Team members from Holmusk recently attended the virtual National Association of Health Data Organizations meeting, where they had an opportunity to share information about how Holmusk enriches its real-world data through the application of a proprietary natural language processing model.

Natural language processing has been successfully used to advance research and care in many other therapeutic areas, such as cardiovascular disease and oncology. To date, behavioral health has not seen the same success because the field faces many challenges, such as complex clinical constructs that require significant domain expertise, lack of standard vocabulary to discuss disease states, and more.

To address this, Holmusk has developed the first transformer architecture (BERT) based natural language processing model that is specifically trained for behavioral health clinical data. The model was trained on over 50,000 clinician notes drawn from NeuroBlu, Holmusk’s industry-leading database for behavioral health that contains real-world clinical data captured from over 1 million patients.

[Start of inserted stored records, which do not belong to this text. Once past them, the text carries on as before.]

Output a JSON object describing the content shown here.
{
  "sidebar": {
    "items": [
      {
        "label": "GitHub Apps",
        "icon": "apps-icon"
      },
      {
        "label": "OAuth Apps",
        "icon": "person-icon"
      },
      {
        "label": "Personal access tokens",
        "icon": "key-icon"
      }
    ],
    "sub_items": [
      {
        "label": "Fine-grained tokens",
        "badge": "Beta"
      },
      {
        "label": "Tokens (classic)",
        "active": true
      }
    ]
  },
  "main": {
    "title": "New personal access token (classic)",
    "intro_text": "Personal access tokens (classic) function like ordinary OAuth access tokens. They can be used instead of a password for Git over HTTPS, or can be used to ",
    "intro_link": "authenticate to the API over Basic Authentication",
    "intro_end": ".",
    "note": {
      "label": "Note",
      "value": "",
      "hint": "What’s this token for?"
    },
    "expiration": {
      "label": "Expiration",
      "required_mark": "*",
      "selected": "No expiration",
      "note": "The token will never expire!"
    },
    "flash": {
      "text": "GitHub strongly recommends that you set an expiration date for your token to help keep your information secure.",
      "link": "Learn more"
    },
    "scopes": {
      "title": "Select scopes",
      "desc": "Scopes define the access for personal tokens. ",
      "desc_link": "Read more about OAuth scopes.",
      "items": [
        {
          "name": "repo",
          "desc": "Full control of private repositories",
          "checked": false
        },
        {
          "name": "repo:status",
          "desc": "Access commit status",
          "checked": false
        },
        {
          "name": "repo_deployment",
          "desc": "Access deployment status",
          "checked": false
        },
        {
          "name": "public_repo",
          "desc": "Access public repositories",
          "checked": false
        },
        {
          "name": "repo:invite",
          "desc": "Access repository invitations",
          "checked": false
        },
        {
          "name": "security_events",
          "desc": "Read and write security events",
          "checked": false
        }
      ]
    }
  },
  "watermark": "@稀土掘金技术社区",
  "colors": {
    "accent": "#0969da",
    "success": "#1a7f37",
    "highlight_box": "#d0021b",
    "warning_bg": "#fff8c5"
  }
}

With this model, Holmusk has demonstrated the ability to extract key clinical features like anhedonia and suicidality for patients with a diagnosis of major depressive disorder.

Holmusk researchers also developed a model that predicts patients’ scores on the Clinical Global Impression-Severity scale, an important measure that reveals information about disease severity and can be used to predict outcomes.

Holmusk Senior Data Scientist Abhijit Ghosh commented on the value of these models. “Using our natural language processing model, we can quantify clinician notes to reveal information about symptoms and CGI-S scores," he said. "This process extracts research-ready data from information that was previously inaccessible and unusable.”

Holmusk’s Chief Analytics Officer, Joydeep Sarkar, added: “With this model, we can characterize how treatments work on the symptoms of real-world patients, evaluating which symptoms change while others remain. Having this new and rich clinical information on hand will help lead the way for more personalized treatments as we move toward precision psychiatry.”